A Mitigation Strategy That Works
Fortunately, creating a novel biological or chemical weapon requires more than just the exact recipe needed to make it. Of course, specialized scientific know-how, as opposed to knowledge, is essential. ChatGPT may be able to tell me how to make hare à la royale, but that doesn’t mean I’ll know remotely how to do it. But more importantly for these purposes, it also requires specialized tools, such as RNA/DNA synthesis machines in the case of a virus or bacteria, and substantial laboratories in almost all cases.
Experimentation will always play a crucial role in science, and AI is making progress in automating the process of experimentation itself. This is particularly true in automated cloud labs, which allow scientists to remotely conduct experiments by issuing commands in code. LLMs like GPT-4 have successfully carried out autonomous facilities using such facilities; because these labs are largely automated, it is possible for an AI model to order and complete an experiment with minimal, or even no, human intervention. While this is a promising development that could rapidly accelerate scientific progress, it is crucial to ensure robust security at such cloud labs.

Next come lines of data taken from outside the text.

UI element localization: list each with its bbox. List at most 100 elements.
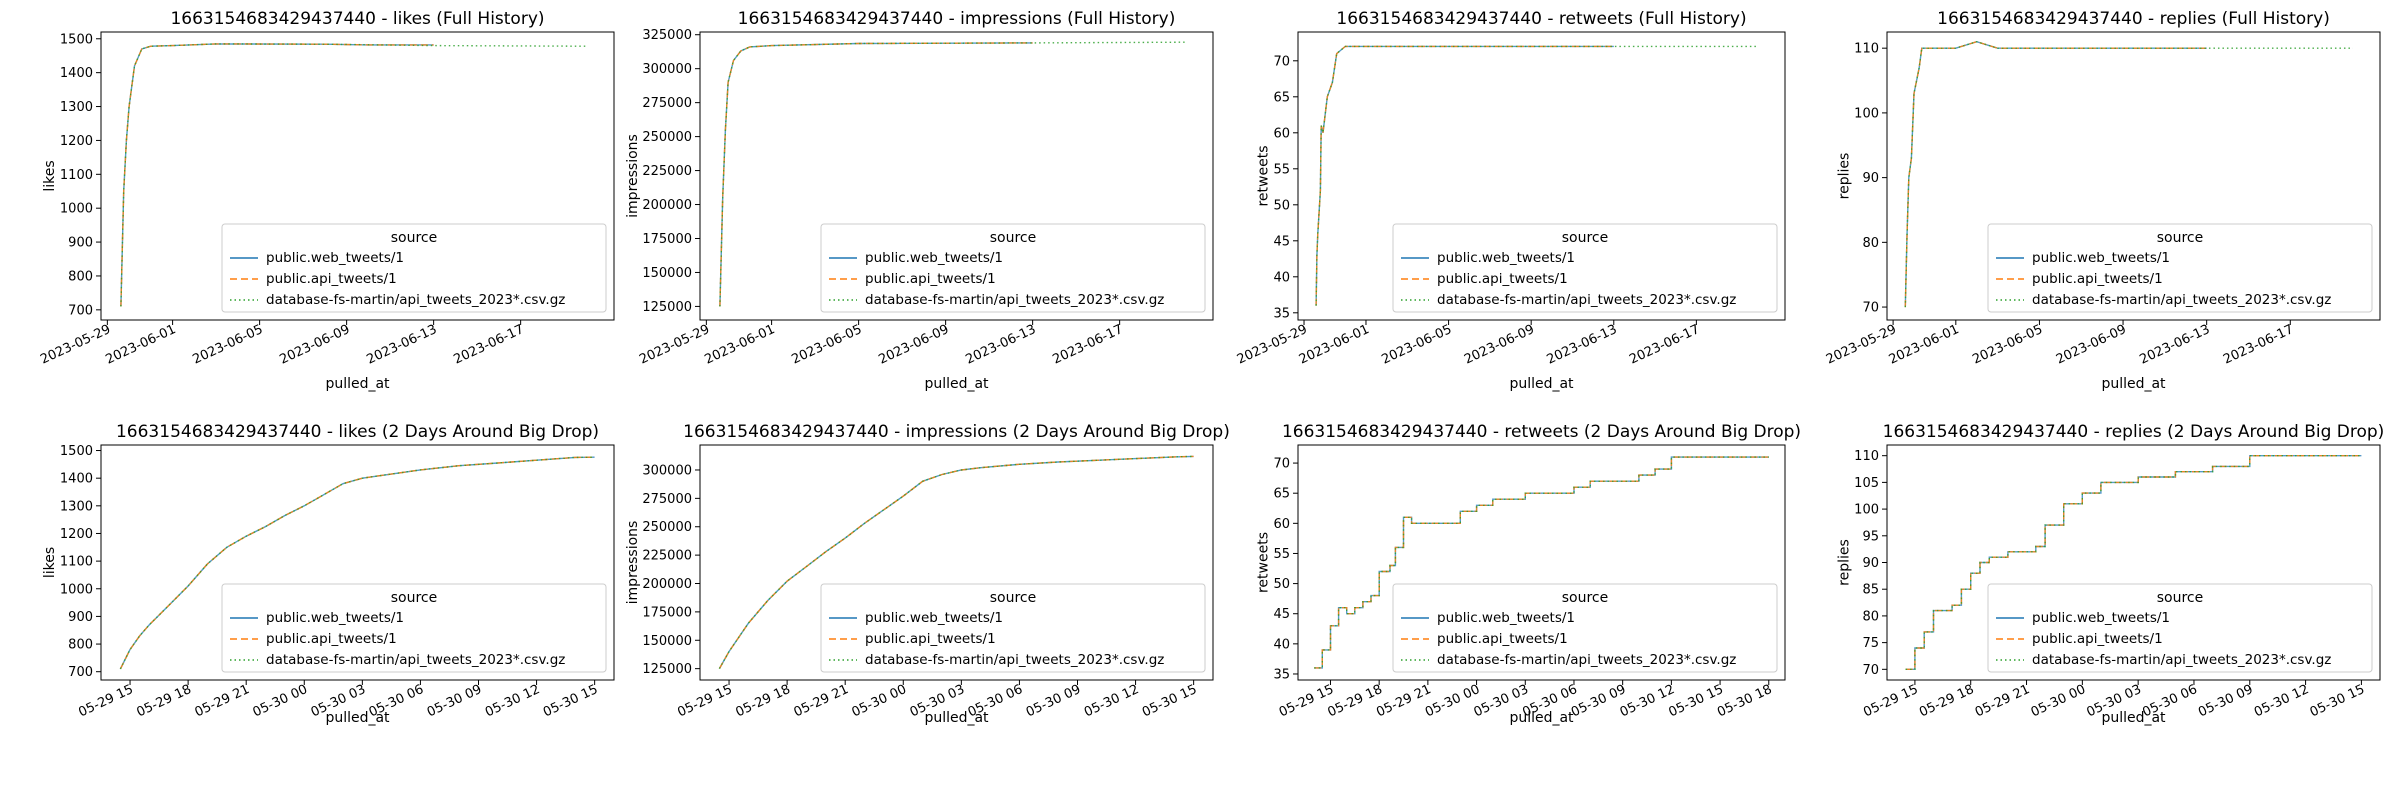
y-axis-label: replies <box>1836 539 1852 586</box>
x-tick-label: 05-29 15 <box>1861 682 1920 720</box>
chart-title: 1663154683429437440 - replies (2 Days Ar… <box>1883 422 2385 442</box>
x-tick-label: 05-30 12 <box>2252 682 2311 720</box>
x-tick-label: 05-30 09 <box>1569 682 1628 720</box>
chart-1: 1663154683429437440 - likes (Full Histor… <box>38 9 615 392</box>
y-tick-label: 300000 <box>642 463 692 478</box>
series-line-2 <box>1315 45 1614 306</box>
y-axis-label: likes <box>42 547 58 578</box>
legend-box <box>820 223 1206 313</box>
y-tick-label: 1200 <box>60 134 93 149</box>
y-axis-label: retweets <box>1256 532 1272 593</box>
x-tick-label: 05-30 00 <box>2029 682 2088 720</box>
legend-entry: database-fs-martin/api_tweets_2023*.csv.… <box>2032 652 2331 668</box>
series-line-2 <box>1905 455 2362 670</box>
axes-frame <box>100 31 615 321</box>
legend-entry: database-fs-martin/api_tweets_2023*.csv.… <box>2032 292 2331 308</box>
x-tick-label: 05-30 12 <box>1082 682 1141 720</box>
x-tick-label: 05-30 15 <box>541 682 600 720</box>
y-tick-label: 1300 <box>60 499 93 514</box>
y-tick-label: 105 <box>1854 476 1879 491</box>
x-tick-label: 2023-06-17 <box>1051 322 1126 368</box>
x-tick-label: 05-30 00 <box>1423 682 1482 720</box>
legend-entry: database-fs-martin/api_tweets_2023*.csv.… <box>266 652 565 668</box>
x-tick-label: 2023-06-13 <box>1545 322 1620 368</box>
y-tick-label: 80 <box>1862 236 1879 251</box>
y-tick-label: 1300 <box>60 100 93 115</box>
x-tick-label: 05-29 18 <box>1326 682 1385 720</box>
x-tick-label: 05-30 09 <box>425 682 484 720</box>
y-tick-label: 1000 <box>60 202 93 217</box>
y-tick-label: 225000 <box>642 164 692 179</box>
y-tick-label: 150000 <box>642 266 692 281</box>
y-axis-label: impressions <box>625 521 641 605</box>
y-axis-label: likes <box>42 160 58 191</box>
y-axis-label: retweets <box>1256 145 1272 206</box>
y-tick-label: 90 <box>1862 171 1879 186</box>
x-tick-label: 05-29 15 <box>675 682 734 720</box>
y-tick-label: 80 <box>1862 609 1879 624</box>
legend-entry: database-fs-martin/api_tweets_2023*.csv.… <box>865 652 1164 668</box>
x-tick-label: 05-29 21 <box>193 682 252 720</box>
chart-4: 1663154683429437440 - replies (Full Hist… <box>1824 9 2381 392</box>
x-tick-label: 2023-05-29 <box>637 322 712 368</box>
y-tick-label: 200000 <box>642 577 692 592</box>
y-tick-label: 325000 <box>642 28 692 43</box>
legend-entry: public.web_tweets/1 <box>2032 610 2170 626</box>
legend-entry: public.api_tweets/1 <box>266 271 397 287</box>
x-tick-label: 05-30 12 <box>1618 682 1677 720</box>
legend-title: source <box>391 230 438 246</box>
y-tick-label: 700 <box>68 665 93 680</box>
legend-entry: public.api_tweets/1 <box>865 631 996 647</box>
y-tick-label: 35 <box>1273 306 1290 321</box>
legend-box <box>221 583 607 673</box>
y-tick-label: 70 <box>1862 663 1879 678</box>
legend-title: source <box>2157 590 2204 606</box>
x-tick-label: 05-29 18 <box>134 682 193 720</box>
x-tick-label: 05-29 21 <box>1374 682 1433 720</box>
x-tick-label: 2023-06-17 <box>1627 322 1702 368</box>
x-tick-label: 2023-06-09 <box>277 322 352 368</box>
x-tick-label: 05-30 09 <box>1024 682 1083 720</box>
x-tick-label: 05-30 00 <box>850 682 909 720</box>
chart-title: 1663154683429437440 - retweets (2 Days A… <box>1282 422 1801 442</box>
x-tick-label: 2023-06-05 <box>1379 322 1454 368</box>
y-tick-label: 1500 <box>60 32 93 47</box>
chart-3: 1663154683429437440 - retweets (Full His… <box>1235 9 1786 392</box>
axes-frame <box>699 31 1214 321</box>
y-tick-label: 45 <box>1273 607 1290 622</box>
y-tick-label: 225000 <box>642 549 692 564</box>
legend-title: source <box>1562 230 1609 246</box>
chart-8: 1663154683429437440 - replies (2 Days Ar… <box>1836 422 2384 726</box>
legend-entry: public.api_tweets/1 <box>1437 631 1568 647</box>
legend-entry: public.web_tweets/1 <box>266 610 404 626</box>
y-tick-label: 55 <box>1273 162 1290 177</box>
legend-entry: public.api_tweets/1 <box>2032 271 2163 287</box>
legend-title: source <box>391 590 438 606</box>
legend-box <box>221 223 607 313</box>
y-tick-label: 800 <box>68 269 93 284</box>
chart-7: 1663154683429437440 - retweets (2 Days A… <box>1256 422 1801 726</box>
legend-entry: database-fs-martin/api_tweets_2023*.csv.… <box>865 292 1164 308</box>
legend-entry: public.web_tweets/1 <box>2032 250 2170 266</box>
y-tick-label: 275000 <box>642 492 692 507</box>
y-tick-label: 60 <box>1273 126 1290 141</box>
x-tick-label: 05-29 21 <box>1973 682 2032 720</box>
x-tick-label: 2023-06-01 <box>103 322 178 368</box>
x-axis-label: pulled_at <box>325 376 390 392</box>
x-tick-label: 2023-05-29 <box>1235 322 1310 368</box>
axes-frame <box>699 444 1214 681</box>
legend: source public.web_tweets/1 public.api_twee… <box>820 223 1206 313</box>
legend: source public.web_tweets/1 public.api_twee… <box>1392 223 1778 313</box>
chart-title: 1663154683429437440 - impressions (2 Day… <box>683 422 1230 442</box>
y-tick-label: 70 <box>1273 457 1290 472</box>
x-tick-label: 05-30 00 <box>251 682 310 720</box>
legend-box <box>1392 223 1778 313</box>
chart-title: 1663154683429437440 - likes (Full Histor… <box>170 9 544 29</box>
x-tick-label: 2023-06-13 <box>365 322 440 368</box>
x-tick-label: 2023-06-17 <box>452 322 527 368</box>
y-tick-label: 800 <box>68 638 93 653</box>
y-tick-label: 45 <box>1273 234 1290 249</box>
legend: source public.web_tweets/1 public.api_twee… <box>1987 583 2373 673</box>
x-tick-label: 2023-06-01 <box>1887 322 1962 368</box>
y-tick-label: 700 <box>68 303 93 318</box>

Strangely enough, even though it is AI that makes this risk more salient, it is best addressed by focusing on almost every part of the production chain other than AI. This is because this is specialized, physical, equipment whose use can be reasonably regulated, even strictly, without impinging overmuch on freedom of thought, speech, or scientific inquiry.
Just a few examples of these controls include:
Regulating the export of DNA/RNA synthesis equipment;
Mandatory screening mechanisms for DNA/RNA synthesis, as described here and as put forward in President Biden’s Executive Order on AI;
Mandatory KYC (Know Your Customer) for data centers and cloud labs (good news: this appears to be in progress for data centers);
Diplomatic efforts to encourage as many countries as possibly to implement all of the measures above.
These mitigations do not eliminate all risk, but they mitigate risks effectively and well within the limits of our Constitution.
As ever, conversations about AI remain overly focused on the risks rather than the benefits. Imagine the capabilities that our finest scientific enterprises would possess in a world where poorly trained non-state actors have the capability to create novel bioweapons—imagine also the new capabilities we would have to curtail the non-state actors. Imagine the diseases that could be cured, the suffering that could be eliminated, from such a suffusion of intelligence throughout the world. Yet these achievements are hard, and the technology to achieve them is still nascent; the future is always fragile. Perhaps the risk that should concern us the most is whether we will let our fear get the best of us.